In der Regel ist die wichtigste Zielsetzung solcher “Beratungsgespräche”, dass der Plattform-Betreiber den eigenen Profit erhöht. Viele unserer Kunden berichten davon, wie gut laufende Kampagnen nach der Umsetzung von Ratschlägen eingebrochen sind, oder schlicht viel Geld mit unnützen “Tests” verschwendet wurde. Der Schaden bleibt – wenig überraschend – am Werbekunden hängen.

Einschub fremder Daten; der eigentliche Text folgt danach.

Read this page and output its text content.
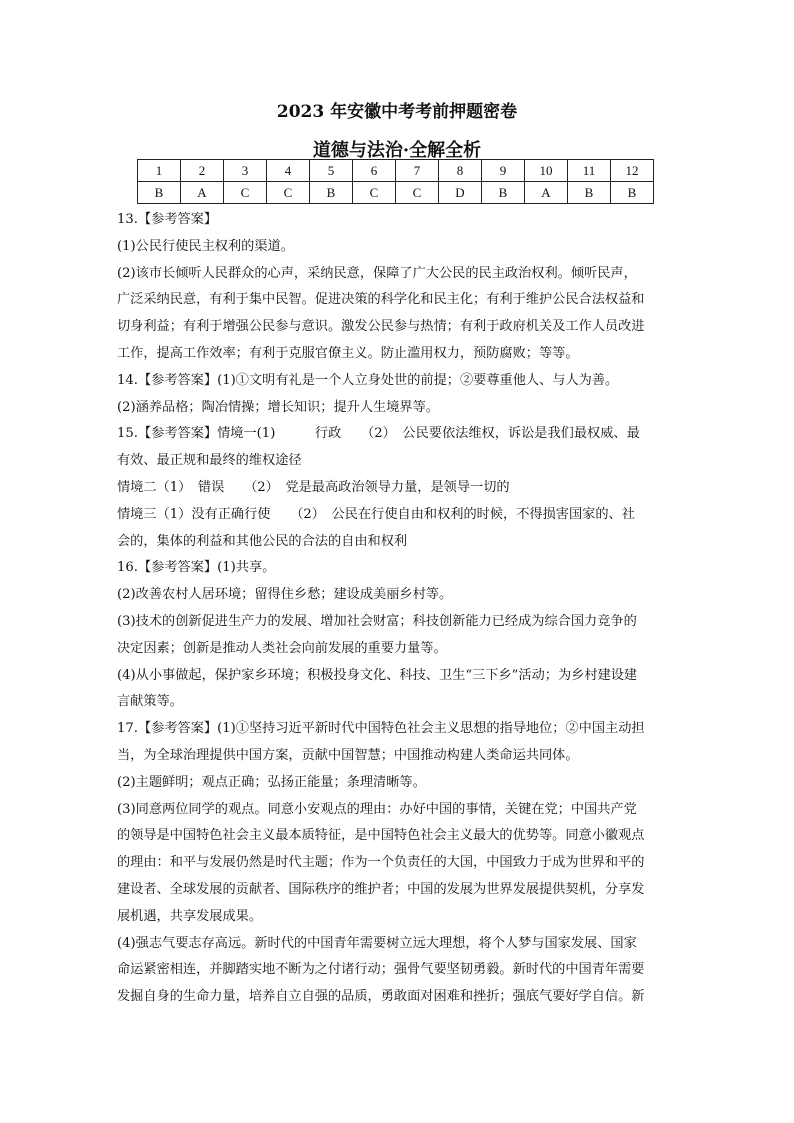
2023 年安徽中考考前押题密卷
道德与法治·全解全析
1	2	3	4	5	6	7	8	9	10	11	12
B	A	C	C	B	C	C	D	B	A	B	B

13.【参考答案】

(1)公民行使民主权利的渠道。

(2)该市长倾听人民群众的心声，采纳民意，保障了广大公民的民主政治权利。倾听民声，

广泛采纳民意，有利于集中民智。促进决策的科学化和民主化；有利于维护公民合法权益和

切身利益；有利于增强公民参与意识。激发公民参与热情；有利于政府机关及工作人员改进

工作，提高工作效率；有利于克服官僚主义。防止滥用权力，预防腐败；等等。

14.【参考答案】(1)①文明有礼是一个人立身处世的前提；②要尊重他人、与人为善。

(2)涵养品格；陶冶情操；增长知识；提升人生境界等。

15.【参考答案】情境一(1)　　　行政　　（2）　公民要依法维权，诉讼是我们最权威、最

有效、最正规和最终的维权途径

情境二（1）　错误　　（2）　党是最高政治领导力量，是领导一切的

情境三（1）没有正确行使　　（2）　公民在行使自由和权利的时候，不得损害国家的、社

会的，集体的利益和其他公民的合法的自由和权利

16.【参考答案】(1)共享。

(2)改善农村人居环境；留得住乡愁；建设成美丽乡村等。

(3)技术的创新促进生产力的发展、增加社会财富；科技创新能力已经成为综合国力竞争的

决定因素；创新是推动人类社会向前发展的重要力量等。

(4)从小事做起，保护家乡环境；积极投身文化、科技、卫生“三下乡”活动；为乡村建设建

言献策等。

17.【参考答案】(1)①坚持习近平新时代中国特色社会主义思想的指导地位；②中国主动担

当，为全球治理提供中国方案，贡献中国智慧；中国推动构建人类命运共同体。

(2)主题鲜明；观点正确；弘扬正能量；条理清晰等。

(3)同意两位同学的观点。同意小安观点的理由：办好中国的事情，关键在党；中国共产党

的领导是中国特色社会主义最本质特征，是中国特色社会主义最大的优势等。同意小徽观点

的理由：和平与发展仍然是时代主题；作为一个负责任的大国，中国致力于成为世界和平的

建设者、全球发展的贡献者、国际秩序的维护者；中国的发展为世界发展提供契机，分享发

展机遇，共享发展成果。

(4)强志气要志存高远。新时代的中国青年需要树立远大理想，将个人梦与国家发展、国家

命运紧密相连，并脚踏实地不断为之付诸行动；强骨气要坚韧勇毅。新时代的中国青年需要

发掘自身的生命力量，培养自立自强的品质，勇敢面对困难和挫折；强底气要好学自信。新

Das bedeutet wie gesagt nicht, dass alle diese Berater schlecht sind, oder jeder einzelne Ratschlag schädlich ist. Ganz im Gegenteil, wenn man die Empfehlungen kritisch hinterfragt, können bei solchen Beratungsgesprächen durchaus gute Ideen entstehen, oder man bekommt interessante Einblicke hinter die Kulissen. Man sollte aber unbedingt im Hinterkopf behalten, dass man die Vorschläge mit Fachwissen und kritischem Blick beurteilen sollte, anstatt sie blind umzusetzen.
Entsprechend sind auch Plattform-Zertifizierungen heutzutage nicht mehr sehr aussagekräftig. Eine entsprechende Prüfung zu bestehen, bedeutet vor allem eines: Dass man weiß, wie der Plattform-Betreiber seine Tools gerne im Einsatz sehen möchte.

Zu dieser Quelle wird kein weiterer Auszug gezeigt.